Reg came back Saturday after spending the entire last week 
with Heather (at my suggestion) to unwind and forget about 
stress. She's like night and day now....she seems so much 
happier, healthier and relaxed. I, meanwhile, spent last 
week trying to give Reg 101 surprises of my own when she 
got home. I all but killed myself working on the front and 
back yards, finishing up clearing them of all the things we 
wanted to get rid of. I moved all the rest of the rock that 
was annoying us out of the yard (with Geoff's help on 
Saturday morning). I also hired a guy to install new 
sprinklers, we removed all the poles and rebar that had 
supported the fence (which we had to cut through with a 
reciprical saw) and I finished painting the office, which 
aside from maybe the rock was the most exhausting task 
since I had to completely remove and replace everything in 
the office by myself to complete.

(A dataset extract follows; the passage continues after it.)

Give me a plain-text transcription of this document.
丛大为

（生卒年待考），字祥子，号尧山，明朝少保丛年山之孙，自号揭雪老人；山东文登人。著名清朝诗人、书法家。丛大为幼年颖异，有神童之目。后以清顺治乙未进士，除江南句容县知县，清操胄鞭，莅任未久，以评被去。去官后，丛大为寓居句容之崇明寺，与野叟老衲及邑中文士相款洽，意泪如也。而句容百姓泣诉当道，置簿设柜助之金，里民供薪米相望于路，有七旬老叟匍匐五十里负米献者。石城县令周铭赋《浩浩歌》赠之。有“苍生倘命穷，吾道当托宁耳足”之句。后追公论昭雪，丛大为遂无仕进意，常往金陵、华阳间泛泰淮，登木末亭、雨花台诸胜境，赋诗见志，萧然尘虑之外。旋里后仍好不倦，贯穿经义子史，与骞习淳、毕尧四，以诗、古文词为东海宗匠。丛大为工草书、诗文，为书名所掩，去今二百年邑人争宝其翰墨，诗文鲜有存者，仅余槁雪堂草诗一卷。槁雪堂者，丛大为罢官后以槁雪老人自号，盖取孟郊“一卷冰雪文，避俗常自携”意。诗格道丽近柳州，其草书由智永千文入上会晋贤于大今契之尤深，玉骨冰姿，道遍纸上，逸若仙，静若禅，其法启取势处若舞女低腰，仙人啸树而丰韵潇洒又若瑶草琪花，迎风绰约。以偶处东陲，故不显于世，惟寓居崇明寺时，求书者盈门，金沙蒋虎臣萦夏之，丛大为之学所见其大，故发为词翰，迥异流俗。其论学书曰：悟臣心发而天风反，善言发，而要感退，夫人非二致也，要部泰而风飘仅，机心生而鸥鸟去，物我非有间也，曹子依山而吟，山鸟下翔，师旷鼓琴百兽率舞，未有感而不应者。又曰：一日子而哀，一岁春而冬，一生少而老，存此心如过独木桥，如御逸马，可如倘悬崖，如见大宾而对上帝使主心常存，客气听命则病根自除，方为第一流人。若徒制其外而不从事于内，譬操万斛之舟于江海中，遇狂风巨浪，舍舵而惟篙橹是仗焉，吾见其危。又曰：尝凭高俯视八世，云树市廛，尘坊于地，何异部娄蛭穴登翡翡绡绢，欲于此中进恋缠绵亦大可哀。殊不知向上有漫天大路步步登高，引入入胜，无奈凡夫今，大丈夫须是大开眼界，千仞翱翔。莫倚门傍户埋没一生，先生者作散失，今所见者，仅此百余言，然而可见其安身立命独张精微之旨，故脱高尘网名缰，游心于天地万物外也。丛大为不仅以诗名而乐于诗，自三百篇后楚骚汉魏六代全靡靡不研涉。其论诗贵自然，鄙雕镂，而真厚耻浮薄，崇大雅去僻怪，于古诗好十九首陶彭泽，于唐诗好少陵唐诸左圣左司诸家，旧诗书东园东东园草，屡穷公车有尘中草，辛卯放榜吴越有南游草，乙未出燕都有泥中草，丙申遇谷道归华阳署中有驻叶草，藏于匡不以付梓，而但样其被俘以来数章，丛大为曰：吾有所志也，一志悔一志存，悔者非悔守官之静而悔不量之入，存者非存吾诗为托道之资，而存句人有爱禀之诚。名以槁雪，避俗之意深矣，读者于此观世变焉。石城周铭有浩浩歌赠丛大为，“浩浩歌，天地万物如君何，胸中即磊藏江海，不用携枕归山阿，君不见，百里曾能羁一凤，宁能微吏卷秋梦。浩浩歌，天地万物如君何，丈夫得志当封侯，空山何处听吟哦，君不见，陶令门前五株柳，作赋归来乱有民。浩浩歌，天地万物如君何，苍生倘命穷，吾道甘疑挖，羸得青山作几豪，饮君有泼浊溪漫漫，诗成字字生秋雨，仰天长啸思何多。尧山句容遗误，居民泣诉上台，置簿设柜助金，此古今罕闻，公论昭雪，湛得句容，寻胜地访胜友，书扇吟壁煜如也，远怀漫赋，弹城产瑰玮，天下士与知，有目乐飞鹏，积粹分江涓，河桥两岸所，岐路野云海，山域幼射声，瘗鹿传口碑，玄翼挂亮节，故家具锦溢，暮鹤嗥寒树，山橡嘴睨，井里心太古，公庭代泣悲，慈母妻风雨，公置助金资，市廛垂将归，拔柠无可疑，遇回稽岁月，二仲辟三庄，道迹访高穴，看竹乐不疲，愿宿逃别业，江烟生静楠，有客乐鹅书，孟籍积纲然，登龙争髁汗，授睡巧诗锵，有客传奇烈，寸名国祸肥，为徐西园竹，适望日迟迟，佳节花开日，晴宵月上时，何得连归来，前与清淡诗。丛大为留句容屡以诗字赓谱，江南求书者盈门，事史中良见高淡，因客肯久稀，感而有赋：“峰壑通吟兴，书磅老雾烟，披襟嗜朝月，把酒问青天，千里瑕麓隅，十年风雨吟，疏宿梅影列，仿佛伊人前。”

My routine for the eight 
days Reg was gone was wake up super early, get to work by 
7:30 AM, get off work a little early, eat something 
quickly, work in the yard until the sun went down 
completely, then work on inside the house stuff until I was 
so worn out I'd collapse into bed. Now I need a vacation! 

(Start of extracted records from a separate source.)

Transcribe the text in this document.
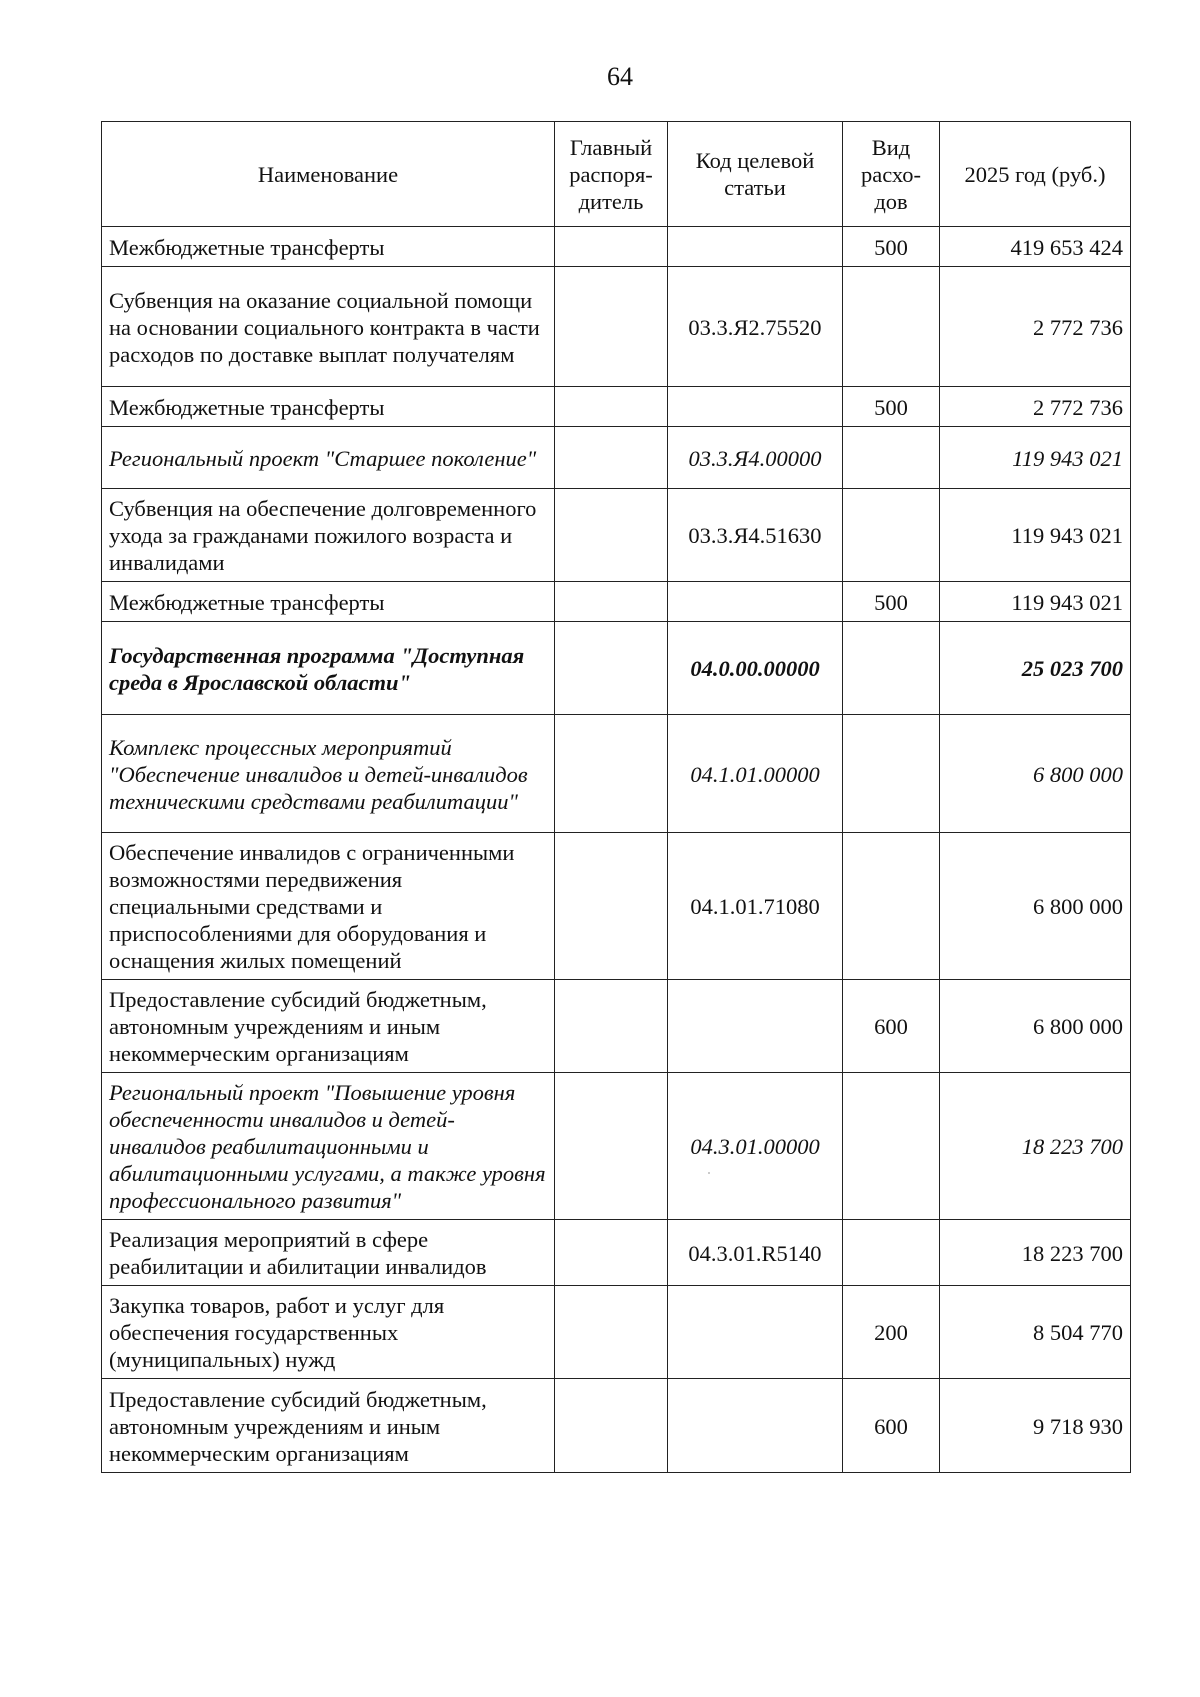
64
Наименование	Главный распоря-дитель	Код целевой статьи	Вид расхо-дов	2025 год (руб.)
Межбюджетные трансферты			500	419 653 424
Субвенция на оказание социальной помощи на основании социального контракта в части расходов по доставке выплат получателям		03.3.Я2.75520		2 772 736
Межбюджетные трансферты			500	2 772 736
Региональный проект "Старшее поколение"		03.3.Я4.00000		119 943 021
Субвенция на обеспечение долговременного ухода за гражданами пожилого возраста и инвалидами		03.3.Я4.51630		119 943 021
Межбюджетные трансферты			500	119 943 021
Государственная программа "Доступная среда в Ярославской области"		04.0.00.00000		25 023 700
Комплекс процессных мероприятий "Обеспечение инвалидов и детей-инвалидов техническими средствами реабилитации"		04.1.01.00000		6 800 000
Обеспечение инвалидов с ограниченными возможностями передвижения специальными средствами и приспособлениями для оборудования и оснащения жилых помещений		04.1.01.71080		6 800 000
Предоставление субсидий бюджетным, автономным учреждениям и иным некоммерческим организациям			600	6 800 000
Региональный проект "Повышение уровня обеспеченности инвалидов и детей-инвалидов реабилитационными и абилитационными услугами, а также уровня профессионального развития"		04.3.01.00000		18 223 700
Реализация мероприятий в сфере реабилитации и абилитации инвалидов		04.3.01.R5140		18 223 700
Закупка товаров, работ и услуг для обеспечения государственных (муниципальных) нужд			200	8 504 770
Предоставление субсидий бюджетным, автономным учреждениям и иным некоммерческим организациям			600	9 718 930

But it was so worth it as I got SOOOOOO much done around 
the house and yards and it really did surprise Reg when she 
got back!

Other small tidbits to include: I spent time with my 
parents while Reg was gone. They came over and either 
assisted with or kept me company while I worked; I found a 
leak under my master bathroom tile that I called the 
handyman who did my sprinkers to take a look at it. He did 
some things with the tub and faucets that seemed to have 
stopped it for now, but if it returns, we'll have to 
jackhammer into my bathroom floor to trace the leak, and 
that's going to cost me a LOT of money; I accidentally 
slammed Pepper's snout in our front door when I was working 
on the yards. She lost a tooth, but other than that she's 
fine...I still felt terrible; I've been overcome recently 
with a slight feeling of dread at losing any more friends 
to death, and it's got me thinking of my own health and 
sanity; With my promotion, there's a lot of things new I 
have to learn, do, etc., which is going to take up more 
time I think until I get a handle on it; during my birthday 
party, a group of us wound up sharing ghost and paranormal 
stories and we discussed the possibility of beginning our 
own investigation crew here in Vegas. It sounds fun, and I 
want to do it, but A) if we do, I want to make sure it's 
done right; and B) I'm slightly worried about everyone's 
level of time, availability and energy to put into this--
including my own reservations about actually going places 
and "hunting ghosts."

Like I said, this has been a very surreal, up and down kind 
of week. I'm glad in some ways it's over and in other ways, 
I wish I could hang onto it forever. 

Since so much stuff happened that my head's still spinning, 
if I forgot anything or anyone, I apologize.